À Madrid, le dossier du Sahara occidental vient de connaître un nouvel épisode révélateur des rapports de force diplomatiques à l’œuvre dans la région. Les 8 et 9 février 2026, sous l’impulsion des États-Unis, une réunion discrète a réuni autour de la même table le Maroc, l’Algérie, la Mauritanie et le Front Polisario. Une configuration rare, destinée à relancer un processus politique enlisé depuis des années.
De ces deux jours de discussions, un élément essentiel se dégage : le plan d’autonomie marocain s’impose désormais comme la référence centrale des pourparlers. Une version actualisée et détaillée du projet, forte d’une quarantaine de pages, a été présentée comme le seul véritable document technique examiné par les participants. Les propositions alternatives, longtemps défendues par Alger et le Polisario, n’ont pas bénéficié de la même attention.
Cette évolution n’est pas anodine. Elle prolonge la dynamique engagée par la résolution 2797 du Conseil de sécurité de l’ONU, adoptée en octobre 2025, qui avait déjà consacré l’initiative marocaine comme base « sérieuse et crédible » pour une solution politique négociée. En parrainant la rencontre de Madrid, Washington confirme son rôle moteur dans ce dossier stratégique pour la stabilité du Maghreb. Les discussions ont surtout porté sur des questions concrètes : architecture institutionnelle, compétences régionales, garanties politiques et mécanismes économiques. Un comité d’experts devrait être constitué pour approfondir ces aspects avant une nouvelle échéance prévue en mai prochain à Washington.
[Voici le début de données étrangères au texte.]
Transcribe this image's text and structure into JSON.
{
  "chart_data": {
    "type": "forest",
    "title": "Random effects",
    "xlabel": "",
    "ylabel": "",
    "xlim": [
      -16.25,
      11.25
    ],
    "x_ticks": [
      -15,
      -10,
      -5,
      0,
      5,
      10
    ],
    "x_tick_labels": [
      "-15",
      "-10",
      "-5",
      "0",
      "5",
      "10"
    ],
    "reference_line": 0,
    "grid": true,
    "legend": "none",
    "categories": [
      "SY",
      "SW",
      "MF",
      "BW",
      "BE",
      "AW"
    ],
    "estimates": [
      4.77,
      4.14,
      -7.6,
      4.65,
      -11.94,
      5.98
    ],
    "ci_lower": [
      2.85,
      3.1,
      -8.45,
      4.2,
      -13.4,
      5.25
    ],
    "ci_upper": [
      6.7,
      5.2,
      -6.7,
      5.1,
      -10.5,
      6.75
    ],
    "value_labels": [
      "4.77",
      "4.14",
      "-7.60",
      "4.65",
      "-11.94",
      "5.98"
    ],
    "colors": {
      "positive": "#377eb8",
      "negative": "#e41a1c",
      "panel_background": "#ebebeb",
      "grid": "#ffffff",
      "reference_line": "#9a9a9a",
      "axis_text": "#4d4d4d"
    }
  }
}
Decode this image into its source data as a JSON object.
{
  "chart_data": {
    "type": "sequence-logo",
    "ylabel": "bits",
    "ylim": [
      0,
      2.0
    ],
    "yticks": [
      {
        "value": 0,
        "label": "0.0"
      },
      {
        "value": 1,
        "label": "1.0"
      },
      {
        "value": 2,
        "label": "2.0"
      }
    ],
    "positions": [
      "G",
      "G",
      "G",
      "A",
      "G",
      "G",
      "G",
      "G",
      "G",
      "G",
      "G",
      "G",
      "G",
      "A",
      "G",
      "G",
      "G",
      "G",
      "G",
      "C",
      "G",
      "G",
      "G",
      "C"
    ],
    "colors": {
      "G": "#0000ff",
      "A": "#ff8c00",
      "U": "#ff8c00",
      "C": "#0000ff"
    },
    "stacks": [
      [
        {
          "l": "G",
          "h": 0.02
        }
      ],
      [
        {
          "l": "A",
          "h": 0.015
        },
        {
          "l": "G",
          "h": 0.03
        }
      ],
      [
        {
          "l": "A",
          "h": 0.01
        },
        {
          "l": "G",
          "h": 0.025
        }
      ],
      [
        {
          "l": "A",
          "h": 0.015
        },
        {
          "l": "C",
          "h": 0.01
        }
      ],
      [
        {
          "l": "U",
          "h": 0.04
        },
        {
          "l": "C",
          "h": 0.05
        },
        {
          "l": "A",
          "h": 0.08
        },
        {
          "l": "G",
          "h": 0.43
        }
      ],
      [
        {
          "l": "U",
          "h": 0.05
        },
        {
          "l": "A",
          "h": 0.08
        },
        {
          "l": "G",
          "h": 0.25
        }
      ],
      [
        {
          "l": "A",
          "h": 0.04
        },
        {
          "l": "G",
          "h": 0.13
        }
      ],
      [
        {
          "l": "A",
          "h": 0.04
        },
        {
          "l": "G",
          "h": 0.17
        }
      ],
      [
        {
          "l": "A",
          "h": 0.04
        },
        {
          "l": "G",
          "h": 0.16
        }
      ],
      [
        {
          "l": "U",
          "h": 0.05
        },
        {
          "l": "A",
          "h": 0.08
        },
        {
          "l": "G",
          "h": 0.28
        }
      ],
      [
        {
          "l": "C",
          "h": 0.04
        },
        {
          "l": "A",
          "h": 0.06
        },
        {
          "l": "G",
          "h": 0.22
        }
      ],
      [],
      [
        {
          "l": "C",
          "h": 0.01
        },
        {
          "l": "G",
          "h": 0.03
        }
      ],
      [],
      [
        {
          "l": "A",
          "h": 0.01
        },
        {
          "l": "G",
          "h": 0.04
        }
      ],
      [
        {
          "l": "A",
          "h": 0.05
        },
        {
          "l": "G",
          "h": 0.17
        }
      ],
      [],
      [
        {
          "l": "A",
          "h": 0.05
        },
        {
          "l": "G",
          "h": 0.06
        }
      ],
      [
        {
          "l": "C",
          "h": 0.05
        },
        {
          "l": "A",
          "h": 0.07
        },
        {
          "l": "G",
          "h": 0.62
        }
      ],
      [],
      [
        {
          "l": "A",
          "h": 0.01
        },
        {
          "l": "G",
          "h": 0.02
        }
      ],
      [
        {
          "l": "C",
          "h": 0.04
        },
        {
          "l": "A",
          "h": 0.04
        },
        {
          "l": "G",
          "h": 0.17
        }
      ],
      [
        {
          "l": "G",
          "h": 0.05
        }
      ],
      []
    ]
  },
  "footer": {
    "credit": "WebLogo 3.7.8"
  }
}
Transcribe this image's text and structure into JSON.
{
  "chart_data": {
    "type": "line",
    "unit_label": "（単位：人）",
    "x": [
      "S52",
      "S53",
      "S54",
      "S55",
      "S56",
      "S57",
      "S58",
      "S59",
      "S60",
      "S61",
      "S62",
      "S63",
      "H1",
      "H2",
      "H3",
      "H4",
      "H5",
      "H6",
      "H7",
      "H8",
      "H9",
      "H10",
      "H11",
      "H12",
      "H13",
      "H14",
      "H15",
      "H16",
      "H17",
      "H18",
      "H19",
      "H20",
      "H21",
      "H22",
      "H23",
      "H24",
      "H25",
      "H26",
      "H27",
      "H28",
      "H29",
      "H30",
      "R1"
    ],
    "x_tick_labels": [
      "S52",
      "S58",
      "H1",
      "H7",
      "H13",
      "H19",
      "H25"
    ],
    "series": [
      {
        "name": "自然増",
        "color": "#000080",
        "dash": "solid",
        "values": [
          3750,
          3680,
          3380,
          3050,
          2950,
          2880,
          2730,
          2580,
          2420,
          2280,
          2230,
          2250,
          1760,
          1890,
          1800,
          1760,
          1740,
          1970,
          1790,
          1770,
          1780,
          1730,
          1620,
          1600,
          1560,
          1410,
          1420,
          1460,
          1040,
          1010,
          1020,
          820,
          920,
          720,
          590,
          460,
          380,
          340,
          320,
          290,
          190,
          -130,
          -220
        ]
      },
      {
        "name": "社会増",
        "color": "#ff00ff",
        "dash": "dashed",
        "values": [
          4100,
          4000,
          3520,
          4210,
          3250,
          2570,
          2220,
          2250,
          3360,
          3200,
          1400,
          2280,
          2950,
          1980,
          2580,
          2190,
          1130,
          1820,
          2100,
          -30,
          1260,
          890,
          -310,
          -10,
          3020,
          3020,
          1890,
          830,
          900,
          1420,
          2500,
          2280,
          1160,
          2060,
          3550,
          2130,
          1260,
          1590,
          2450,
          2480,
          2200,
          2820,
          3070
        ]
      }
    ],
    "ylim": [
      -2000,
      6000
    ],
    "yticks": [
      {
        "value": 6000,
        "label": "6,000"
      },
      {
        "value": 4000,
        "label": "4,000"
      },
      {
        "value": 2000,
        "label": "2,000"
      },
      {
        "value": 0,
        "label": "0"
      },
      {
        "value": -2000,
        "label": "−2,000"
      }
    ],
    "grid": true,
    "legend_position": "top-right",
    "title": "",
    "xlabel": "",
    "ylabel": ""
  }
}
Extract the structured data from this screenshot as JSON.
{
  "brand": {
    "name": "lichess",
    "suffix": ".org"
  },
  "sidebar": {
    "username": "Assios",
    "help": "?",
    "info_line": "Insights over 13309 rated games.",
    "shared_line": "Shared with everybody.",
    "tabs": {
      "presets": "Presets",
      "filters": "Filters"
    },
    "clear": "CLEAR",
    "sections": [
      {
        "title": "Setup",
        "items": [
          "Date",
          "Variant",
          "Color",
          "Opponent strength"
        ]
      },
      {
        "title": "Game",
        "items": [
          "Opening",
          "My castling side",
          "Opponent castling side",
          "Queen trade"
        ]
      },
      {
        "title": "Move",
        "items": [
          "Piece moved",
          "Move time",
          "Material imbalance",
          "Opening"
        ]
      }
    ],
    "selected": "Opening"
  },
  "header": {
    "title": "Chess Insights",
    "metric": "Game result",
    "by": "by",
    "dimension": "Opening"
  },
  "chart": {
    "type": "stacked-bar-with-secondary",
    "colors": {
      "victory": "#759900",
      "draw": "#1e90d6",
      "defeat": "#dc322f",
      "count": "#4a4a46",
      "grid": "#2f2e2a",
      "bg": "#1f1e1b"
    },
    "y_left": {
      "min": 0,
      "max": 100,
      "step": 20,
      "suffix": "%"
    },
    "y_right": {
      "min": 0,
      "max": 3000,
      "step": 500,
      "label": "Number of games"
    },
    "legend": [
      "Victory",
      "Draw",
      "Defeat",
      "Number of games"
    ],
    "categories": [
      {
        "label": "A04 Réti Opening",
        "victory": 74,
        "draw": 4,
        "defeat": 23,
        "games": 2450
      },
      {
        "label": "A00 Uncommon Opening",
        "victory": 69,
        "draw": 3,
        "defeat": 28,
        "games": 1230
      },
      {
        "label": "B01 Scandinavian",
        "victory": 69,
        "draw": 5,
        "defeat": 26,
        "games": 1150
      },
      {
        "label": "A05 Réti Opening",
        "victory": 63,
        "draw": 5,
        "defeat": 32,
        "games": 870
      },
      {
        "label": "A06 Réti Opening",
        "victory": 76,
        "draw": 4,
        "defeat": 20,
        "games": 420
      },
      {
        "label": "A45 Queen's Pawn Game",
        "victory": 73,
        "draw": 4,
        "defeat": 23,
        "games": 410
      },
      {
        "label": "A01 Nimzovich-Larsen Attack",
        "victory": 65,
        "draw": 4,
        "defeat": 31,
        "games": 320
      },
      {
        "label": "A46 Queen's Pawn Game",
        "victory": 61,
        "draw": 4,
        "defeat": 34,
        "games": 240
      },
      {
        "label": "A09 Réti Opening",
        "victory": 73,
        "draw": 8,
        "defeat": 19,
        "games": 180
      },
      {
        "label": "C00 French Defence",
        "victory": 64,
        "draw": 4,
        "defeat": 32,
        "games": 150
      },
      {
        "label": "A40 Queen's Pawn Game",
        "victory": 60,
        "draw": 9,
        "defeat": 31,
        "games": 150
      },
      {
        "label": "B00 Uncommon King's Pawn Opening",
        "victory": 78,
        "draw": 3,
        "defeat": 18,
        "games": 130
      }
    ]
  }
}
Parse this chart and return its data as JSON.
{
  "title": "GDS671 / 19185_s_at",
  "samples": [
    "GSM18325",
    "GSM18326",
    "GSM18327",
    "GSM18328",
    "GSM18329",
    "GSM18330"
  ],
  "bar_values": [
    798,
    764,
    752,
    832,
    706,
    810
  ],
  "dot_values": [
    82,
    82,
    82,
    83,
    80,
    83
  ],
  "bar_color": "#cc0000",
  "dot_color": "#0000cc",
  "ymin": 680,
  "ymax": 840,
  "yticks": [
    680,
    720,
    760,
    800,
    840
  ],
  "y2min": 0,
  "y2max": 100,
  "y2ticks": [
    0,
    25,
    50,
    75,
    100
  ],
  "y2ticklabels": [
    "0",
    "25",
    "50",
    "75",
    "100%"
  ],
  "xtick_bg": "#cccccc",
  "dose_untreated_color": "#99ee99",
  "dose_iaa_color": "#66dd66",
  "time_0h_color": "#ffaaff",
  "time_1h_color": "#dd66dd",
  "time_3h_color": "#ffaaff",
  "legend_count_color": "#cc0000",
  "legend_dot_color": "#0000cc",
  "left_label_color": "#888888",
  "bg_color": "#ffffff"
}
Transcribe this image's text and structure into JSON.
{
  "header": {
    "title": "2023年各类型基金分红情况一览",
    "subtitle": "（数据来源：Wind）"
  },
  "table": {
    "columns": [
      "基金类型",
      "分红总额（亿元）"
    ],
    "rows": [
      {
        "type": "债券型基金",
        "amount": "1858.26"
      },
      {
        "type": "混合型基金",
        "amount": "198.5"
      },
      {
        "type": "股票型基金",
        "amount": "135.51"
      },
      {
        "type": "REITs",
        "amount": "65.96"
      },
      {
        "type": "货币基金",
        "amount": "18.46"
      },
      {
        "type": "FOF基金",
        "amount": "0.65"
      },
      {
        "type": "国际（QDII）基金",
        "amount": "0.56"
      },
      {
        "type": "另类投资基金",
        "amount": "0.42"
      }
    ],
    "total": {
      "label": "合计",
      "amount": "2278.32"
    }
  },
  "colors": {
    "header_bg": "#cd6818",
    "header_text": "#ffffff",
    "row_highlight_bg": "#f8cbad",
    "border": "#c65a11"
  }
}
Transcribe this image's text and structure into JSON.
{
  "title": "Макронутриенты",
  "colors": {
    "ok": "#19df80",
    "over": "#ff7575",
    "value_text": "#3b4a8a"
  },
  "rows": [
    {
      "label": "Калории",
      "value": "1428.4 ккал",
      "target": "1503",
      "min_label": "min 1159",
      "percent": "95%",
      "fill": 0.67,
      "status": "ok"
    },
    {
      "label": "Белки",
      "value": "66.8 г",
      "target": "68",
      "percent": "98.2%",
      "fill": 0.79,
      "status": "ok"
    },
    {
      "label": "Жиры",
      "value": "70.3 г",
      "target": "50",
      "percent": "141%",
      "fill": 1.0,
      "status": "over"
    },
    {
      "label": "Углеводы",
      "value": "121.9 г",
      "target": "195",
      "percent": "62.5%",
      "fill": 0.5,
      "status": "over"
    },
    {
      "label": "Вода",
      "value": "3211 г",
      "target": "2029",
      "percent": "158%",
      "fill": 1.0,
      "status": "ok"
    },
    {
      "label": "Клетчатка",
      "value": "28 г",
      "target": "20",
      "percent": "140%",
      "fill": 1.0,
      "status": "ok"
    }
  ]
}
Si le climat a été jugé constructif, les tensions restent palpables. Le refus de la délégation algérienne de figurer sur une photo commune rappelle combien ce dossier demeure sensible. Mais, au-delà des gestes symboliques, une réalité s’impose : pour la première fois, le débat international autour du Sahara semble se structurer quasi exclusivement autour de l’option de l’autonomie marocaine.